An Iron Age spoon (below), believed to have been used in divination rituals, has been discovered on private land in Patrick, on the west coast of the Isle of Man. The spoon, which is crafted in bronze and believed to date to between 400 BC and 100 BC, has a strawberry-shaped bowl with a cross design. To divine the future, the user would pour liquid into the bowl and a reading would be taken depending on which quarter it landed in, as indicated by the cross. This is the 28th example worldwide of such an object, and is a relatively rare Iron Age find on the Isle of Man. The spoon has been donated to the Manx National Collections, cared for by Manx National Heritage at the Manx Museum.

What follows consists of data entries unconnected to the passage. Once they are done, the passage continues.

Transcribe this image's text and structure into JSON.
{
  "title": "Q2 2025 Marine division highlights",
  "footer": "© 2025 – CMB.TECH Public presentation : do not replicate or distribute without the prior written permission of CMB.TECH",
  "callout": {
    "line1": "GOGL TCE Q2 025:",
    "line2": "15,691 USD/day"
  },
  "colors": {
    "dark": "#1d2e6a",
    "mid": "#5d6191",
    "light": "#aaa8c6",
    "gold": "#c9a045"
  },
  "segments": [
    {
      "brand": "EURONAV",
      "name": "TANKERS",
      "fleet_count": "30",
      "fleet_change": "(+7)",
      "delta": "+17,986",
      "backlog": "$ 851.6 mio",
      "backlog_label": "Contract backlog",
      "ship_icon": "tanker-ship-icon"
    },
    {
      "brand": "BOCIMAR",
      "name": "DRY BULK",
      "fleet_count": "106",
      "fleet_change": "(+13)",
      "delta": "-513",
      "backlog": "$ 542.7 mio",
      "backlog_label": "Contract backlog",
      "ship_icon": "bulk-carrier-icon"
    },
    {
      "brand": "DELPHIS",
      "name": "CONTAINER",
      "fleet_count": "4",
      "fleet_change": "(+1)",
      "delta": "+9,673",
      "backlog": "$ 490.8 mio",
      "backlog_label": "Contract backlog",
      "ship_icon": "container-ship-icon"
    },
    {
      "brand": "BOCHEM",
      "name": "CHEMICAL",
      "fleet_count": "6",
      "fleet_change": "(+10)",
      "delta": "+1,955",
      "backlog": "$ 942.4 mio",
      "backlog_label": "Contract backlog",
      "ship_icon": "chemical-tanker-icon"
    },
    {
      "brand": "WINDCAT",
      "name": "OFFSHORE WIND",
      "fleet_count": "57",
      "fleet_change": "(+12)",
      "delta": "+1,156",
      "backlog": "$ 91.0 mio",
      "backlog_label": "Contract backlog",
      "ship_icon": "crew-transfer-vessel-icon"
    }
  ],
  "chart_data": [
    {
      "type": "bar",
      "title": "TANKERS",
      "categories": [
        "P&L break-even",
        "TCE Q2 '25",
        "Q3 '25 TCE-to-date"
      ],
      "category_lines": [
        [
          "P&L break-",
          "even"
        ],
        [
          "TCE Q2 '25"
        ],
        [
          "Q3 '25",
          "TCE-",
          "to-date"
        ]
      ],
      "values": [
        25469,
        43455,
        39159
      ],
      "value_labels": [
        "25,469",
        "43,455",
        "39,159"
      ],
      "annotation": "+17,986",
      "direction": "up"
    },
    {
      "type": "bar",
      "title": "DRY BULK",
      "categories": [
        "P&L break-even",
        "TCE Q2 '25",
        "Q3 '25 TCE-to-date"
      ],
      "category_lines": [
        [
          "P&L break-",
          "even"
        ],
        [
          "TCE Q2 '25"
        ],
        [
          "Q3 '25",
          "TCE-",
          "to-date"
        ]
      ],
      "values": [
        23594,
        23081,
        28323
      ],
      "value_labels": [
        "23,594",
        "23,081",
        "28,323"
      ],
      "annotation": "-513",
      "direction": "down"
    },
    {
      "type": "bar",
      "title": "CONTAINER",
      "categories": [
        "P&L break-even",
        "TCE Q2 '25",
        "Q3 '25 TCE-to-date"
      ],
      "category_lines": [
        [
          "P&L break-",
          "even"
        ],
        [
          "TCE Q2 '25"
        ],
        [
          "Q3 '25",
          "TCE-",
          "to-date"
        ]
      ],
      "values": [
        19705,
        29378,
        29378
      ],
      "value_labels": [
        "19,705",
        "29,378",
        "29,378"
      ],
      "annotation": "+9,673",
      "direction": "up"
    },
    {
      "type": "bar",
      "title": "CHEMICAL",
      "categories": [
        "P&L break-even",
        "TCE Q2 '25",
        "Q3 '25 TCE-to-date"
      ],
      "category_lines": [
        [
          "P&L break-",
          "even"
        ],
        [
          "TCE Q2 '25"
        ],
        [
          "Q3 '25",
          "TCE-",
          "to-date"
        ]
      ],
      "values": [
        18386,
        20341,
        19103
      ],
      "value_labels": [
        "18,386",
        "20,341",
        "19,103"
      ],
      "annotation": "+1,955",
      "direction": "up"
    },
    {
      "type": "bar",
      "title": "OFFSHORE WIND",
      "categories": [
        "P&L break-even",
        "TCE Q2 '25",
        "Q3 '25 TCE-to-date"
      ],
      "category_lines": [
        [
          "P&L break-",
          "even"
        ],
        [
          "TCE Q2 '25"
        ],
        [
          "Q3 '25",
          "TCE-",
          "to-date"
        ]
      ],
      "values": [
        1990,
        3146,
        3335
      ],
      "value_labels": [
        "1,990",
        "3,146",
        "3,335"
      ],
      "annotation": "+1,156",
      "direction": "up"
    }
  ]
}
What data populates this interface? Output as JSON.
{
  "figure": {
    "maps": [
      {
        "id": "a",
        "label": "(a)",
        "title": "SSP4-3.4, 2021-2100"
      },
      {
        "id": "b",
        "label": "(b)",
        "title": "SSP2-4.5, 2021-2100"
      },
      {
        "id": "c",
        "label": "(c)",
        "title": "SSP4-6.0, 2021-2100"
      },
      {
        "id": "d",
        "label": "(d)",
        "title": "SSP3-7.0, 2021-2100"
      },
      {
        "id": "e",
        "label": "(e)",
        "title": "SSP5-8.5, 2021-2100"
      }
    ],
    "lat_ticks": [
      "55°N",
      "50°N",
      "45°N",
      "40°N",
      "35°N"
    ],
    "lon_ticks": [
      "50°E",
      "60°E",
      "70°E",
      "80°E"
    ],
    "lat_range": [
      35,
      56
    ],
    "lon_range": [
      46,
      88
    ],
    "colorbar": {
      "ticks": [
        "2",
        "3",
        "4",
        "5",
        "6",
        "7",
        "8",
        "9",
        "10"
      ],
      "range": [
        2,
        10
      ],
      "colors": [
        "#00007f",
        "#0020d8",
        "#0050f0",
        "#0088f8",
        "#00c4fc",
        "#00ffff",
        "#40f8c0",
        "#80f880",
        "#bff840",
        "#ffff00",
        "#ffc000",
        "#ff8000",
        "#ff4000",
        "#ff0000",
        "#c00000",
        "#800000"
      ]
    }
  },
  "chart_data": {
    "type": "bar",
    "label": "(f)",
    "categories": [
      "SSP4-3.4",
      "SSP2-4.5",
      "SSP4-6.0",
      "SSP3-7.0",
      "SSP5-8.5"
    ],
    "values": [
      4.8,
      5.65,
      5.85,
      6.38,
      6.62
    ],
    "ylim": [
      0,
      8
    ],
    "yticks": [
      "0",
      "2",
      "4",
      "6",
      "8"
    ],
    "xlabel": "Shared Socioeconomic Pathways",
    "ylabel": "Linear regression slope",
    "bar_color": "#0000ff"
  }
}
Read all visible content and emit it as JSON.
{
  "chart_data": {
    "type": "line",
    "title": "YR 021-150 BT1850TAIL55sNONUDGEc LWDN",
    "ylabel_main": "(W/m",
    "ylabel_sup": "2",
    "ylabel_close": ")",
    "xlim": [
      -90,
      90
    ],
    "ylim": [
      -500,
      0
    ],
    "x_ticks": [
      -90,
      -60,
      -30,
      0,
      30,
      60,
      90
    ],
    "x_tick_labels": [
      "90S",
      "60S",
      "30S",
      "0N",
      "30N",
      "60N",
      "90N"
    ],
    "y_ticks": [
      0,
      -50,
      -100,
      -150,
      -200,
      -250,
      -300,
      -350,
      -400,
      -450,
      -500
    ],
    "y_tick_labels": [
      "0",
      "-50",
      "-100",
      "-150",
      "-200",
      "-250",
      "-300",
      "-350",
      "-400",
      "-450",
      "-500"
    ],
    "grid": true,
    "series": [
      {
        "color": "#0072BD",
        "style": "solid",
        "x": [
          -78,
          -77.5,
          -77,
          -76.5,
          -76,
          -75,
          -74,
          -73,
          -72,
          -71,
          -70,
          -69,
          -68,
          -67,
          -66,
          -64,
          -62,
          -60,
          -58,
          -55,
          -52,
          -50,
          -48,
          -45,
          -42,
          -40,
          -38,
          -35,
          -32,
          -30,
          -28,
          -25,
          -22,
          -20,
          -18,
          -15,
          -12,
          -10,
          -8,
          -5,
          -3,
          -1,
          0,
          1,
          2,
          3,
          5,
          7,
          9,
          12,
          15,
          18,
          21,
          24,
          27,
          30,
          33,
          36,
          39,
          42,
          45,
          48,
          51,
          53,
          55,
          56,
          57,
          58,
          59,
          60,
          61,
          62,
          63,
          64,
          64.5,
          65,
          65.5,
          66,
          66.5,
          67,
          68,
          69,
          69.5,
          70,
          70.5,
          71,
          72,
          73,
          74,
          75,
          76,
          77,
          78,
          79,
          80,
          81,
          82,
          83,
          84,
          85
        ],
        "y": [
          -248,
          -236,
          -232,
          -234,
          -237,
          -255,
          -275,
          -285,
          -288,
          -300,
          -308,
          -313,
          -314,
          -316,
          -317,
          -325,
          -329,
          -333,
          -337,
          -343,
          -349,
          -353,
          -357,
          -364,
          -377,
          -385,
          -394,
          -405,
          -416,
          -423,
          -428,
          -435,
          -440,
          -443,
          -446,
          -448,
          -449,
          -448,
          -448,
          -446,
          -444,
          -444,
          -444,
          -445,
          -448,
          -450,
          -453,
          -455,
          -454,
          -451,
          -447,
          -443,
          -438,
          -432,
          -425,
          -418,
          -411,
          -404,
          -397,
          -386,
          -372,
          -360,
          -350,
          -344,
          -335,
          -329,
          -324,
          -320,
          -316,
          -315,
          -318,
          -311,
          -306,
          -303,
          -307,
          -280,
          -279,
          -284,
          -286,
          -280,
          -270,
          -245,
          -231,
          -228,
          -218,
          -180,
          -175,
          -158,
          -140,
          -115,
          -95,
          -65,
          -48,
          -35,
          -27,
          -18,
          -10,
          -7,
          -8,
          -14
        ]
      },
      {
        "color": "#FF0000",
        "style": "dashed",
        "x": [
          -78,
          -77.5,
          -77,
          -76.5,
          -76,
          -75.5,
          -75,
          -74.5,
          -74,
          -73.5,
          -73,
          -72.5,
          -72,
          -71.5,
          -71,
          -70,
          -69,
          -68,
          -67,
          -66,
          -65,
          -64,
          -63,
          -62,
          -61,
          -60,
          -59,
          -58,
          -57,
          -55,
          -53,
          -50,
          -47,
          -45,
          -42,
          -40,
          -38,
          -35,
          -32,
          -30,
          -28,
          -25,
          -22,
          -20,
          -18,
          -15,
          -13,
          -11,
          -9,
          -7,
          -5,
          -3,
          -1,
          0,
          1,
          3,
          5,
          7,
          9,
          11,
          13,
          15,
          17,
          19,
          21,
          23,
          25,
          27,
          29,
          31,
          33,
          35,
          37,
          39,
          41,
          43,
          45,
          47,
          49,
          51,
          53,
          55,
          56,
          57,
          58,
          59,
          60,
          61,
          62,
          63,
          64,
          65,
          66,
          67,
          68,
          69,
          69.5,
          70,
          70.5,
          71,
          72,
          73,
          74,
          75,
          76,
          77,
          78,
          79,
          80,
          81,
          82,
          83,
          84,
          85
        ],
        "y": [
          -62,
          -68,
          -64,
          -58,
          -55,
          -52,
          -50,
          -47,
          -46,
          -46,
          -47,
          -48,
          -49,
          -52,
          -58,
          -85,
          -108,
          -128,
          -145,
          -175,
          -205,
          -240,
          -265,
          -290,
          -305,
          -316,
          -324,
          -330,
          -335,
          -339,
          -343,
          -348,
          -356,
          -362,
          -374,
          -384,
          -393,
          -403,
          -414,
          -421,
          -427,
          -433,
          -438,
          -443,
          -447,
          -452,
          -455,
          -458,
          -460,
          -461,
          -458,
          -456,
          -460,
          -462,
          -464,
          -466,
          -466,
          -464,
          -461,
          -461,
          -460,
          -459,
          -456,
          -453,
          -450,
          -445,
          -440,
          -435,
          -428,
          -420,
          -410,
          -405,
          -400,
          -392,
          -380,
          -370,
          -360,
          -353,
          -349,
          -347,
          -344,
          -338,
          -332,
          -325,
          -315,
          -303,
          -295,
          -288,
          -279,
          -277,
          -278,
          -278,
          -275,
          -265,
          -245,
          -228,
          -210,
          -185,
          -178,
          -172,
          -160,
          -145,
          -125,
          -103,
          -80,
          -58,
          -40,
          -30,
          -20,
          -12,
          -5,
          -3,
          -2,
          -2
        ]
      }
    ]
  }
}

Photo: courtesy of Manx National Heritage 

Eighteenth-century skeleton buried at Padstow

The archaeological remains of a man, believed to have been a fisherman or sailor, have been buried at Padstow cemetery, Cornwall. The skeleton, dating to the 18th century, was found on a coastal path at Trevone, in November 2022, and is believed to represent the remains of a man who died at an age of between 25 and 50 years. The bones revealed good upper body strength, and marks on the back of his teeth suggest the man probably used his mouth to work with rope or nets, leading to the suggestion that he was a sailor or fisherman who had drowned off the Cornish coast.